If you open up RoboticsTutorial1 or RoboticsTutorial2 in Visual Studio C# Express Edition 2005 you can just run it, but before you do so you will need to initiate a connection from the NXT to the PC and then start the main progam on the NXT. Once running you will see a Robotics Studio logo fill the NXT screen. While the program is running your Bluetooth taskbar icon should be in the connected state as shown in the picture above. When you connect, it should tell you the COM port that it used. You can also check in device manager to see what port numbers are available. Now you can run your tutorial in Visual Studio. A browser window will popup asking for the COM port and you will need to try all the COM ports if you don't already know which one is the correct one. Some people suggest that it only works with Internet Explorer but for me it seemed to work fine in Firefox. If everything is successful the NXT should beep and the console window on the PC should show a success message with no red writing at all. If you see any red text then something has gone wrong, and it means that you will usually need to stop the program, restart the NXT, reconnect, run main again, run the tutorial again and try another COM port. If successful, the bumper should show a message on the console when pressed.

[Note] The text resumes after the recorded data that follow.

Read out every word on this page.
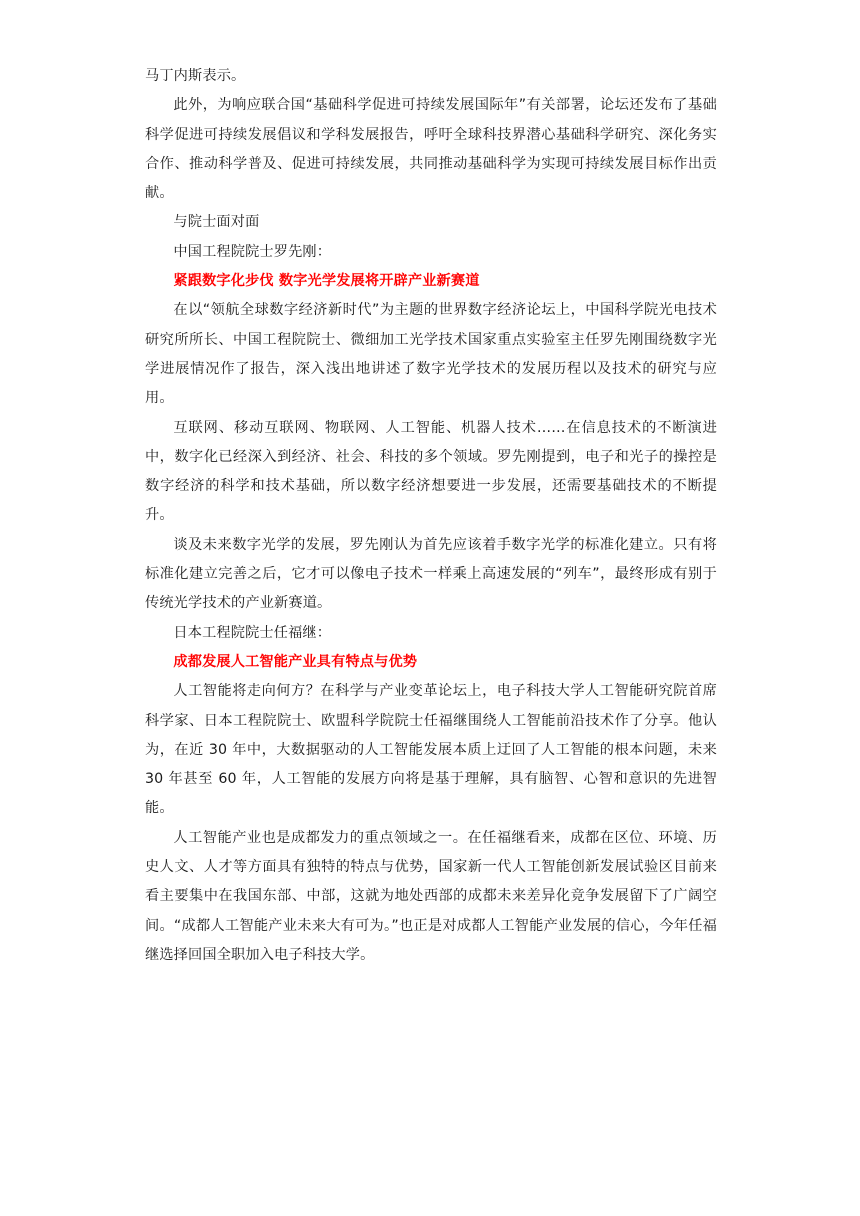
马丁内斯表示。

此外，为响应联合国“基础科学促进可持续发展国际年”有关部署，论坛还发布了基础科学促进可持续发展倡议和学科发展报告，呼吁全球科技界潜心基础科学研究、深化务实合作、推动科学普及、促进可持续发展，共同推动基础科学为实现可持续发展目标作出贡献。

与院士面对面

中国工程院院士罗先刚：

紧跟数字化步伐 数字光学发展将开辟产业新赛道

在以“领航全球数字经济新时代”为主题的世界数字经济论坛上，中国科学院光电技术研究所所长、中国工程院院士、微细加工光学技术国家重点实验室主任罗先刚围绕数字光学进展情况作了报告，深入浅出地讲述了数字光学技术的发展历程以及技术的研究与应用。

互联网、移动互联网、物联网、人工智能、机器人技术……在信息技术的不断演进中，数字化已经深入到经济、社会、科技的多个领域。罗先刚提到，电子和光子的操控是数字经济的科学和技术基础，所以数字经济想要进一步发展，还需要基础技术的不断提升。

谈及未来数字光学的发展，罗先刚认为首先应该着手数字光学的标准化建立。只有将标准化建立完善之后，它才可以像电子技术一样乘上高速发展的“列车”，最终形成有别于传统光学技术的产业新赛道。

日本工程院院士任福继：

成都发展人工智能产业具有特点与优势

人工智能将走向何方？在科学与产业变革论坛上，电子科技大学人工智能研究院首席科学家、日本工程院院士、欧盟科学院院士任福继围绕人工智能前沿技术作了分享。他认为，在近 30 年中，大数据驱动的人工智能发展本质上迂回了人工智能的根本问题，未来 30 年甚至 60 年，人工智能的发展方向将是基于理解，具有脑智、心智和意识的先进智能。

人工智能产业也是成都发力的重点领域之一。在任福继看来，成都在区位、环境、历史人文、人才等方面具有独特的特点与优势，国家新一代人工智能创新发展试验区目前来看主要集中在我国东部、中部，这就为地处西部的成都未来差异化竞争发展留下了广阔空间。“成都人工智能产业未来大有可为。”也正是对成都人工智能产业发展的信心，今年任福继选择回国全职加入电子科技大学。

Hopefully I have been able to help out a bit. I spent many hours trying to get it all working. I don't guarantee that it will work just by following my guide. At least I hope you will be able to get Bluetooth working or get onto the right track. If everything went well you should have no problems creating connections from the PC to the NXT and from the NXT to the PC. If you only use one computer then it should never ask you the password again and everything should just connect with minimum fuss in either directions. Just note again that you can't connect in both directions at once.

If you find the My Bluetooth Places icon annoying and want to remove it from your desktop the see this page here:

In my Bluetooth journeys I also had trouble with it disabling my speakers. I ended up totally reinstalling my Windows XP but someone on the above mentioned page actually said the following:
Sotiris Says:
September 15th, 2006 at 11:24 am
Sometimes when somenone setup a Bluetooth (for example trust Bluetooth 2) the sound card is not working anymore so go to–> start/control panel/Administrative Tools/Computer Management/Device Manager/Sound, video and gamecontrollers/Bluetooth Audio/properties/Do not use this device (disable)/OK and u have ur sound back

I think I have covered everything I wanted to. I did not go into extreme details with the Robotics Studio because I believe it is much too complicated and I have not pursued it as a possible solution any further. I am in the process of writing a .NET interface for the NXT and you will be able to control the NXT from your PC without having to run any program on your NXT. Assuming you have previously authenticated your NXT with the PC, any further connections from my API will be done automatically and transparently. I may post a sneak preview soon.

Until then, over and out!

Tuesday, September 19, 2006

Received My NXT

Hello NXT roboters!

I received my NXT in August 2006 and started playing around. Immediately my girl friend gave it a name, as they do, so my NXT has been dubbed "Connie". The silly thing is that we cant remember where that came from in the first place!! Maybe I will remember later. Say hello to my dog Cody too.

Cody, NXT box and my car

NXT Box and my custom made car

I started this blog because I wanted to keep a history of the troubles and solutions I had throughout my experimentation with my NXT. The biggest problems occured with Bluetooth and then trying to get Microsoft Robotics Studio to connect. At the time of writing I still havent managed to get the Robotics Studio to connect using the tutorials!!

I hope I will be able to help others getting closer to getting this thing working.